Michael’s eyes burned as he tracked him. All at once, he didn't seem like the relaxed, friendly cowboy West had known for years. He looked huge and cold and fierce. Dangerous. West wondered if this was what he'd looked like back during his army days.

"You didn’t leave my side when I was stuck in that hospital bed,” Michael said in a low voice. “I wasn’t so out of it that I could forget something like that.”

“That wasn’t anything. You would have done the same for me,” West said, snatching up his towel and giving himself a hard buffing to disguise the way his hands were shaking. If his shoulder still hurt, he couldn’t feel it under the shot of adrenalin.
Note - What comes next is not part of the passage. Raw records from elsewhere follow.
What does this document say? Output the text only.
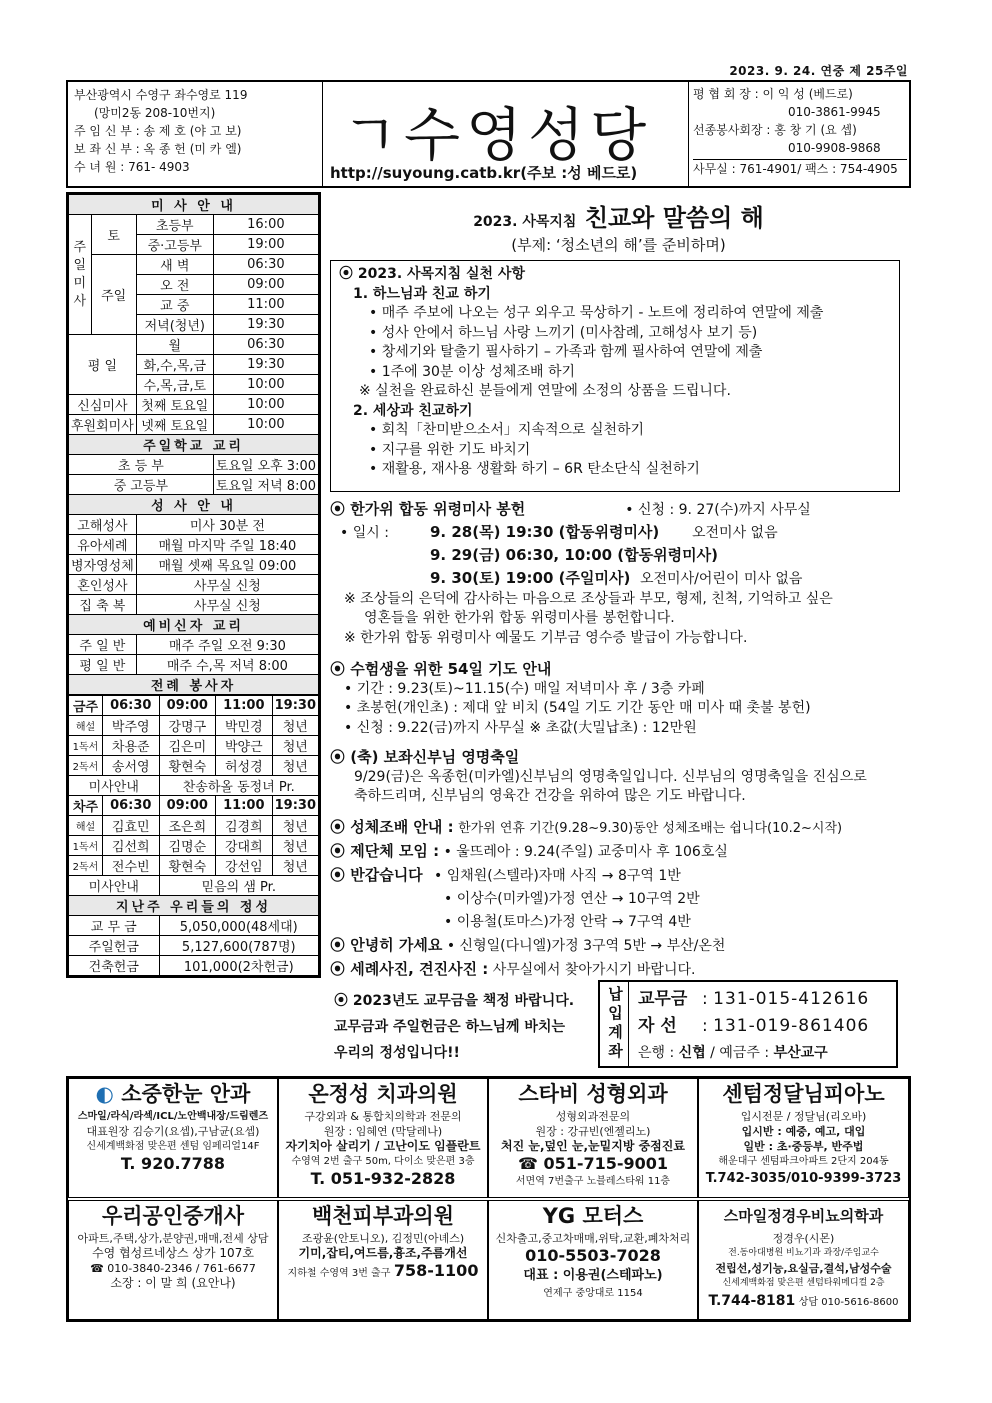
2023. 9. 24. 연중 제 25주일
부산광역시 수영구 좌수영로 119
(망미2동 208-10번지)
주 임 신 부 : 송 제 호 (야 고 보)
보 좌 신 부 : 옥 종 헌 (미 카 엘)
수 녀 원 : 761- 4903	ㄱ수영성당
http://suyoung.catb.kr(주보 :성 베드로)
평 협 회 장 : 이 익 성 (베드로)
010-3861-9945
선종봉사회장 : 홍 창 기 (요 셉)
010-9908-9868
사무실 : 761-4901/ 팩스 : 754-4905
미 사 안 내			
주일미사	토	초등부	16:00
		중·고등부	19:00
	주일	새 벽	06:30
		오 전	09:00
		교 중	11:00
		저녁(청년)	19:30
평 일		월	06:30
		화,수,목,금	19:30
		수,목,금,토	10:00
신심미사		첫째 토요일	10:00
후원회미사		넷째 토요일	10:00
주일학교 교리			
초 등 부			토요일 오후 3:00
중 고등부			토요일 저녁 8:00
성 사 안 내			
고해성사		미사 30분 전	
유아세례		매월 마지막 주일 18:40	
병자영성체		매월 셋째 목요일 09:00	
혼인성사		사무실 신청	
집 축 복		사무실 신청	
예비신자 교리			
주 일 반		매주 주일 오전 9:30	
평 일 반		매주 수,목 저녁 8:00	
전례 봉사자			
금주	06:30	09:00	11:00	19:30
해설	박주영	강명구	박민경	청년
1독서	차용준	김은미	박양근	청년
2독서	송서영	황현숙	허성경	청년
미사안내		찬송하올 동정녀 Pr.		
차주	06:30	09:00	11:00	19:30
해설	김효민	조은희	김경희	청년
1독서	김선희	김명순	강대희	청년
2독서	전수빈	황현숙	강선임	청년
미사안내		믿음의 샘 Pr.		
지난주 우리들의 정성				
교 무 금		5,050,000(48세대)		
주일헌금		5,127,600(787명)		
건축헌금		101,000(2차헌금)		
2023. 사목지침 친교와 말씀의 해
(부제: ‘청소년의 해’를 준비하며)
⦿ 2023. 사목지침 실천 사항
1. 하느님과 친교 하기
• 매주 주보에 나오는 성구 외우고 묵상하기 - 노트에 정리하여 연말에 제출
• 성사 안에서 하느님 사랑 느끼기 (미사참례, 고해성사 보기 등)
• 창세기와 탈출기 필사하기 – 가족과 함께 필사하여 연말에 제출
• 1주에 30분 이상 성체조배 하기
※ 실천을 완료하신 분들에게 연말에 소정의 상품을 드립니다.
2. 세상과 친교하기
• 회칙「찬미받으소서」지속적으로 실천하기
• 지구를 위한 기도 바치기
• 재활용, 재사용 생활화 하기 – 6R 탄소단식 실천하기
⦿ 한가위 합동 위령미사 봉헌	• 신청 : 9. 27(수)까지 사무실
• 일시 :	9. 28(목) 19:30 (합동위령미사) 오전미사 없음
9. 29(금) 06:30, 10:00 (합동위령미사)
9. 30(토) 19:00 (주일미사) 오전미사/어린이 미사 없음
※ 조상들의 은덕에 감사하는 마음으로 조상들과 부모, 형제, 친척, 기억하고 싶은
영혼들을 위한 한가위 합동 위령미사를 봉헌합니다.
※ 한가위 합동 위령미사 예물도 기부금 영수증 발급이 가능합니다.
⦿ 수험생을 위한 54일 기도 안내
• 기간 : 9.23(토)~11.15(수) 매일 저녁미사 후 / 3층 카페
• 초봉헌(개인초) : 제대 앞 비치 (54일 기도 기간 동안 매 미사 때 촛불 봉헌)
• 신청 : 9.22(금)까지 사무실 ※ 초값(大밀납초) : 12만원
⦿ (축) 보좌신부님 영명축일
9/29(금)은 옥종헌(미카엘)신부님의 영명축일입니다. 신부님의 영명축일을 진심으로
축하드리며, 신부님의 영육간 건강을 위하여 많은 기도 바랍니다.
⦿ 성체조배 안내 : 한가위 연휴 기간(9.28~9.30)동안 성체조배는 쉽니다(10.2~시작)
⦿ 제단체 모임 : • 울뜨레아 : 9.24(주일) 교중미사 후 106호실
⦿ 반갑습니다 • 임채원(스텔라)자매 사직 → 8구역 1반
• 이상수(미카엘)가정 연산 → 10구역 2반
• 이용철(토마스)가정 안락 → 7구역 4반
⦿ 안녕히 가세요 • 신형일(다니엘)가정 3구역 5반 → 부산/온천
⦿ 세례사진, 견진사진 : 사무실에서 찾아가시기 바랍니다.
⦿ 2023년도 교무금을 책정 바랍니다.
교무금과 주일헌금은 하느님께 바치는
우리의 정성입니다!!	납입계좌 교무금 : 131-015-412616
자 선 : 131-019-861406
은행 : 신협 / 예금주 : 부산교구
◐ 소중한눈 안과
스마일/라식/라섹/ICL/노안백내장/드림렌즈
대표원장 김승기(요셉),구남균(요셉)
신세계백화점 맞은편 센텀 임페리얼14F
T. 920.7788
온정성 치과의원
구강외과 & 통합치의학과 전문의
원장 : 임혜연 (막달레나)
자기치아 살리기 / 고난이도 임플란트
수영역 2번 출구 50m, 다이소 맞은편 3층
T. 051-932-2828
스타비 성형외과
성형외과전문의
원장 : 강규빈(엔젤리노)
처진 눈,덮인 눈,눈밑지방 중점진료
☎ 051-715-9001
서면역 7번출구 노블레스타워 11층
센텀정달님피아노
입시전문 / 정달님(리오바)
입시반 : 예중, 예고, 대입
일반 : 초·중등부, 반주법
해운대구 센텀파크아파트 2단지 204동
T.742-3035/010-9399-3723
우리공인중개사
아파트,주택,상가,분양권,매매,전세 상담
수영 협성르네상스 상가 107호
☎ 010-3840-2346 / 761-6677
소장 : 이 말 희 (요안나)
백천피부과의원
조광윤(안토니오), 김정민(아녜스)
기미,잡티,여드름,흉조,주름개선
지하철 수영역 3번 출구 758-1100
YG 모터스
신차출고,중고차매매,위탁,교환,폐차처리
010-5503-7028
대표 : 이용권(스테파노)
연제구 중앙대로 1154
스마일정경우비뇨의학과
정경우(시몬)
전.동아대병원 비뇨기과 과장/주임교수
전립선,성기능,요실금,결석,남성수술
신세계백화점 맞은편 센텀타워메디컬 2층
T.744-8181 상담 010-5616-8600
“Maybe. Maybe I would have, at that. But you know what I wouldn’t have done?” Michael asked, shifting forward and stepping up so close that his heat penetrated the rainy chill. He ducked close to West’s ear and enunciated the next two syllables with dangerous precision. “Run. Away.”

Hysterical laughter bubbled up in West’s chest, and all he could do was pray it sounded scornful instead of panicked. Stumbling back on trembling legs, he said, “My family’s been keeping me busy. You said it yourself.”

Something like pain tightened Michael’s expression, and he followed for each step West retreated, backing him toward the fence.

“What did I ever do that could make you so afraid of me?” he rasped.

Red-alert, West’s mind rattled, red-alert!

Even if Michael had somehow clued into the fact that he was gay, even if he'd picked up on the lust and longing that took hold of him every time they were in the same room together, there was no way he understood how deep it ran. And he never would. West was taking that shit to the grave. But he needed to put a stop to his digging, and he needed to do it now.